Extracting structured information from semi-structured or unstructured data sources (“dark data”) is an important problem. One can take it a step further by attempting to automatically build a knowledge graph from the same data sources. Knowledge databases and graphs are built using (semi-supervised) machine learning, and then subsequently used to power intelligent systems that form the basis of AI applications. The more advanced messaging and chat bots you’ve encountered rely on these knowledge stores to interact with users.

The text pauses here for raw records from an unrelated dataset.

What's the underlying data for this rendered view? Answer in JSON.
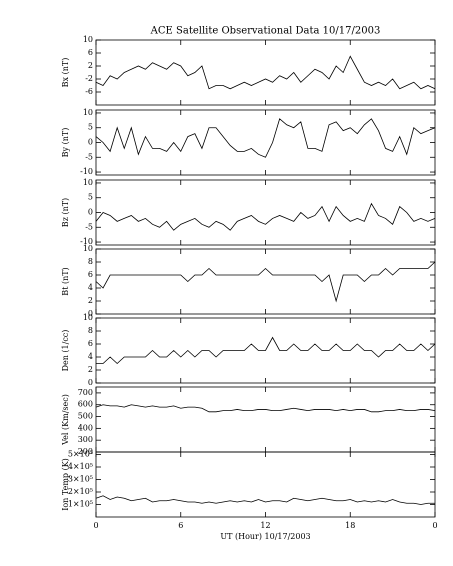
{
  "chart_data": [
    {
      "type": "line",
      "title": "ACE Satellite Observational Data   10/17/2003",
      "ylabel": "Bx (nT)",
      "color": "#000000",
      "xlim": [
        0,
        24
      ],
      "xticks": [
        0,
        6,
        12,
        18,
        24
      ],
      "ylim": [
        -10,
        10
      ],
      "yticks": [
        -6,
        -2,
        2,
        6,
        10
      ],
      "x": [
        0,
        0.5,
        1,
        1.5,
        2,
        2.5,
        3,
        3.5,
        4,
        4.5,
        5,
        5.5,
        6,
        6.5,
        7,
        7.5,
        8,
        8.5,
        9,
        9.5,
        10,
        10.5,
        11,
        11.5,
        12,
        12.5,
        13,
        13.5,
        14,
        14.5,
        15,
        15.5,
        16,
        16.5,
        17,
        17.5,
        18,
        18.5,
        19,
        19.5,
        20,
        20.5,
        21,
        21.5,
        22,
        22.5,
        23,
        23.5,
        24
      ],
      "values": [
        -3,
        -4,
        -1,
        -2,
        0,
        1,
        2,
        1,
        3,
        2,
        1,
        3,
        2,
        -1,
        0,
        2,
        -5,
        -4,
        -4,
        -5,
        -4,
        -3,
        -4,
        -3,
        -2,
        -3,
        -1,
        -2,
        0,
        -3,
        -1,
        1,
        0,
        -2,
        2,
        0,
        5,
        1,
        -3,
        -4,
        -3,
        -4,
        -2,
        -5,
        -4,
        -3,
        -5,
        -4,
        -5
      ]
    },
    {
      "type": "line",
      "ylabel": "By (nT)",
      "color": "#000000",
      "xlim": [
        0,
        24
      ],
      "xticks": [
        0,
        6,
        12,
        18,
        24
      ],
      "ylim": [
        -11,
        11
      ],
      "yticks": [
        -10,
        -5,
        0,
        5,
        10
      ],
      "x": [
        0,
        0.5,
        1,
        1.5,
        2,
        2.5,
        3,
        3.5,
        4,
        4.5,
        5,
        5.5,
        6,
        6.5,
        7,
        7.5,
        8,
        8.5,
        9,
        9.5,
        10,
        10.5,
        11,
        11.5,
        12,
        12.5,
        13,
        13.5,
        14,
        14.5,
        15,
        15.5,
        16,
        16.5,
        17,
        17.5,
        18,
        18.5,
        19,
        19.5,
        20,
        20.5,
        21,
        21.5,
        22,
        22.5,
        23,
        23.5,
        24
      ],
      "values": [
        2,
        0,
        -3,
        5,
        -2,
        5,
        -4,
        2,
        -2,
        -2,
        -3,
        0,
        -3,
        2,
        3,
        -2,
        5,
        5,
        2,
        -1,
        -3,
        -3,
        -2,
        -4,
        -5,
        0,
        8,
        6,
        5,
        7,
        -2,
        -2,
        -3,
        6,
        7,
        4,
        5,
        3,
        6,
        8,
        4,
        -2,
        -3,
        2,
        -4,
        5,
        3,
        4,
        5
      ]
    },
    {
      "type": "line",
      "ylabel": "Bz (nT)",
      "color": "#000000",
      "xlim": [
        0,
        24
      ],
      "xticks": [
        0,
        6,
        12,
        18,
        24
      ],
      "ylim": [
        -11,
        11
      ],
      "yticks": [
        -10,
        -5,
        0,
        5,
        10
      ],
      "x": [
        0,
        0.5,
        1,
        1.5,
        2,
        2.5,
        3,
        3.5,
        4,
        4.5,
        5,
        5.5,
        6,
        6.5,
        7,
        7.5,
        8,
        8.5,
        9,
        9.5,
        10,
        10.5,
        11,
        11.5,
        12,
        12.5,
        13,
        13.5,
        14,
        14.5,
        15,
        15.5,
        16,
        16.5,
        17,
        17.5,
        18,
        18.5,
        19,
        19.5,
        20,
        20.5,
        21,
        21.5,
        22,
        22.5,
        23,
        23.5,
        24
      ],
      "values": [
        -3,
        0,
        -1,
        -3,
        -2,
        -1,
        -3,
        -2,
        -4,
        -5,
        -3,
        -6,
        -4,
        -3,
        -2,
        -4,
        -5,
        -3,
        -4,
        -6,
        -3,
        -2,
        -1,
        -3,
        -4,
        -2,
        -1,
        -2,
        -3,
        0,
        -2,
        -1,
        2,
        -3,
        2,
        -1,
        -3,
        -2,
        -3,
        3,
        -1,
        -2,
        -4,
        2,
        0,
        -3,
        -2,
        -3,
        -2
      ]
    },
    {
      "type": "line",
      "ylabel": "Bt (nT)",
      "color": "#000000",
      "xlim": [
        0,
        24
      ],
      "xticks": [
        0,
        6,
        12,
        18,
        24
      ],
      "ylim": [
        0,
        10
      ],
      "yticks": [
        0,
        2,
        4,
        6,
        8,
        10
      ],
      "x": [
        0,
        0.5,
        1,
        1.5,
        2,
        2.5,
        3,
        3.5,
        4,
        4.5,
        5,
        5.5,
        6,
        6.5,
        7,
        7.5,
        8,
        8.5,
        9,
        9.5,
        10,
        10.5,
        11,
        11.5,
        12,
        12.5,
        13,
        13.5,
        14,
        14.5,
        15,
        15.5,
        16,
        16.5,
        17,
        17.5,
        18,
        18.5,
        19,
        19.5,
        20,
        20.5,
        21,
        21.5,
        22,
        22.5,
        23,
        23.5,
        24
      ],
      "values": [
        5,
        4,
        6,
        6,
        6,
        6,
        6,
        6,
        6,
        6,
        6,
        6,
        6,
        5,
        6,
        6,
        7,
        6,
        6,
        6,
        6,
        6,
        6,
        6,
        7,
        6,
        6,
        6,
        6,
        6,
        6,
        6,
        5,
        6,
        2,
        6,
        6,
        6,
        5,
        6,
        6,
        7,
        6,
        7,
        7,
        7,
        7,
        7,
        8
      ]
    },
    {
      "type": "line",
      "ylabel": "Den (1/cc)",
      "color": "#000000",
      "xlim": [
        0,
        24
      ],
      "xticks": [
        0,
        6,
        12,
        18,
        24
      ],
      "ylim": [
        0,
        10
      ],
      "yticks": [
        0,
        2,
        4,
        6,
        8,
        10
      ],
      "x": [
        0,
        0.5,
        1,
        1.5,
        2,
        2.5,
        3,
        3.5,
        4,
        4.5,
        5,
        5.5,
        6,
        6.5,
        7,
        7.5,
        8,
        8.5,
        9,
        9.5,
        10,
        10.5,
        11,
        11.5,
        12,
        12.5,
        13,
        13.5,
        14,
        14.5,
        15,
        15.5,
        16,
        16.5,
        17,
        17.5,
        18,
        18.5,
        19,
        19.5,
        20,
        20.5,
        21,
        21.5,
        22,
        22.5,
        23,
        23.5,
        24
      ],
      "values": [
        3,
        3,
        4,
        3,
        4,
        4,
        4,
        4,
        5,
        4,
        4,
        5,
        4,
        5,
        4,
        5,
        5,
        4,
        5,
        5,
        5,
        5,
        6,
        5,
        5,
        7,
        5,
        5,
        6,
        5,
        5,
        6,
        5,
        5,
        6,
        5,
        5,
        6,
        5,
        5,
        4,
        5,
        5,
        6,
        5,
        5,
        6,
        5,
        6
      ]
    },
    {
      "type": "line",
      "ylabel": "Vel (Km/sec)",
      "color": "#000000",
      "xlim": [
        0,
        24
      ],
      "xticks": [
        0,
        6,
        12,
        18,
        24
      ],
      "ylim": [
        200,
        750
      ],
      "yticks": [
        200,
        300,
        400,
        500,
        600,
        700
      ],
      "x": [
        0,
        0.5,
        1,
        1.5,
        2,
        2.5,
        3,
        3.5,
        4,
        4.5,
        5,
        5.5,
        6,
        6.5,
        7,
        7.5,
        8,
        8.5,
        9,
        9.5,
        10,
        10.5,
        11,
        11.5,
        12,
        12.5,
        13,
        13.5,
        14,
        14.5,
        15,
        15.5,
        16,
        16.5,
        17,
        17.5,
        18,
        18.5,
        19,
        19.5,
        20,
        20.5,
        21,
        21.5,
        22,
        22.5,
        23,
        23.5,
        24
      ],
      "values": [
        580,
        600,
        590,
        590,
        580,
        600,
        590,
        580,
        590,
        580,
        580,
        590,
        570,
        580,
        580,
        570,
        540,
        540,
        550,
        550,
        560,
        550,
        550,
        560,
        560,
        550,
        550,
        560,
        570,
        560,
        550,
        560,
        560,
        560,
        550,
        560,
        550,
        560,
        560,
        540,
        540,
        550,
        550,
        560,
        550,
        550,
        560,
        560,
        550
      ]
    },
    {
      "type": "line",
      "ylabel": "Ion Temp (K)",
      "xlabel": "UT (Hour)   10/17/2003",
      "color": "#000000",
      "xlim": [
        0,
        24
      ],
      "xticks": [
        0,
        6,
        12,
        18,
        {
          "value": 24,
          "label": "0"
        }
      ],
      "ylim": [
        0,
        520000
      ],
      "yticks": [
        {
          "value": 100000,
          "label": "1×10⁵"
        },
        {
          "value": 200000,
          "label": "2×10⁵"
        },
        {
          "value": 300000,
          "label": "3×10⁵"
        },
        {
          "value": 400000,
          "label": "4×10⁵"
        },
        {
          "value": 500000,
          "label": "5×10⁵"
        }
      ],
      "x": [
        0,
        0.5,
        1,
        1.5,
        2,
        2.5,
        3,
        3.5,
        4,
        4.5,
        5,
        5.5,
        6,
        6.5,
        7,
        7.5,
        8,
        8.5,
        9,
        9.5,
        10,
        10.5,
        11,
        11.5,
        12,
        12.5,
        13,
        13.5,
        14,
        14.5,
        15,
        15.5,
        16,
        16.5,
        17,
        17.5,
        18,
        18.5,
        19,
        19.5,
        20,
        20.5,
        21,
        21.5,
        22,
        22.5,
        23,
        23.5,
        24
      ],
      "values": [
        150000,
        170000,
        140000,
        160000,
        150000,
        130000,
        140000,
        150000,
        120000,
        130000,
        130000,
        140000,
        130000,
        120000,
        120000,
        110000,
        120000,
        110000,
        120000,
        130000,
        120000,
        130000,
        120000,
        140000,
        120000,
        130000,
        130000,
        120000,
        150000,
        140000,
        130000,
        140000,
        150000,
        140000,
        130000,
        130000,
        140000,
        120000,
        130000,
        120000,
        130000,
        120000,
        140000,
        120000,
        110000,
        110000,
        100000,
        110000,
        110000
      ]
    }
  ]
}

In this episode of the Data Show, I spoke with Mike Tung, founder and CEO of Diffbot – a company dedicated to building large-scale knowledge databases. Diffbot is at the heart of many web applications, and it’s starting to power a wide array of intelligent applications. We talked about the challenges of building a web-scale platform for doing highly accurate, semi-supervised, structured data extraction. We also took a tour through the AI landscape, and the early days of self-driving cars.

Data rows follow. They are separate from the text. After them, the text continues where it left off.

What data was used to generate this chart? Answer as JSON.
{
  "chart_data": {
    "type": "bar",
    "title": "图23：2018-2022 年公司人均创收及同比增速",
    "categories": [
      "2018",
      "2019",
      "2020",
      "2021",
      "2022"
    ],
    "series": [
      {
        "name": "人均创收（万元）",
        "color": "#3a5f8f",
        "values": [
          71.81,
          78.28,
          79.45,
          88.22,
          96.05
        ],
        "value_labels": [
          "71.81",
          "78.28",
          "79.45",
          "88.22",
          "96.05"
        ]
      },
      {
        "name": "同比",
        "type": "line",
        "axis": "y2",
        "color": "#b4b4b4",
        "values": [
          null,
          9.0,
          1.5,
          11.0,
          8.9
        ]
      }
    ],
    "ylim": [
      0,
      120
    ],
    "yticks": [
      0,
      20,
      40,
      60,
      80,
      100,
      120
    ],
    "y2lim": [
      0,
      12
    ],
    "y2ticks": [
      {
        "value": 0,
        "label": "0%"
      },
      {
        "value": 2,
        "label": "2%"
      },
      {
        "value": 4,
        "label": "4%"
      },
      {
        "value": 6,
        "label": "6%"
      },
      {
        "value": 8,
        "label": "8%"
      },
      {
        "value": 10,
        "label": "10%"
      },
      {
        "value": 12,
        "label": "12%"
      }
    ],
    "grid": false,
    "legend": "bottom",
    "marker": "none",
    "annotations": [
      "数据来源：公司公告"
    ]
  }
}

Here are some highlights from our conversation:
If you think about the Web as a virtual world, there are more pixels on the surface area of the Web than there are square millimeters on the surface of the earth. As a surface for computer vision and parsing, it’s amazing, and you don’t have to actually build a physical robot in order to traverse the Web. It is pretty tricky though. … For example, Google has a knowledge graph team—I’m sure your listeners are aware from a startup that was building something called Freebase, which is crowdsourced, kind of like a Wikipedia for data. They’ve continued to build upon that at Google adding more and more human curators. … It’s a mix of software, but there’s definitely thousands and thousands of people that actually contribute to their knowledge graph. Whereas in contrast, we are a team of 15 of the top AI people in the world. We don’t have anyone that’s curating the knowledge. All of the knowledge is completely synthesized by our AI system. When our customers use our service, they’re directly using the output of the AI. There’s no human involved in the loop of our business model. … Our high level goal is to build the largest structured database of knowledge. The most comprehensive map of all of the entities and the facts about those entities. The way we’re doing it is by combining multiple data sources. One of them is the Web, so we have this crawler that’s crawling the entire surface area of the Web.
If you look at other groups doing AI research, a lot of them are focused on very much the same as the academic style of research, which is coming out of new algorithms and publishing to sort of the same conferences.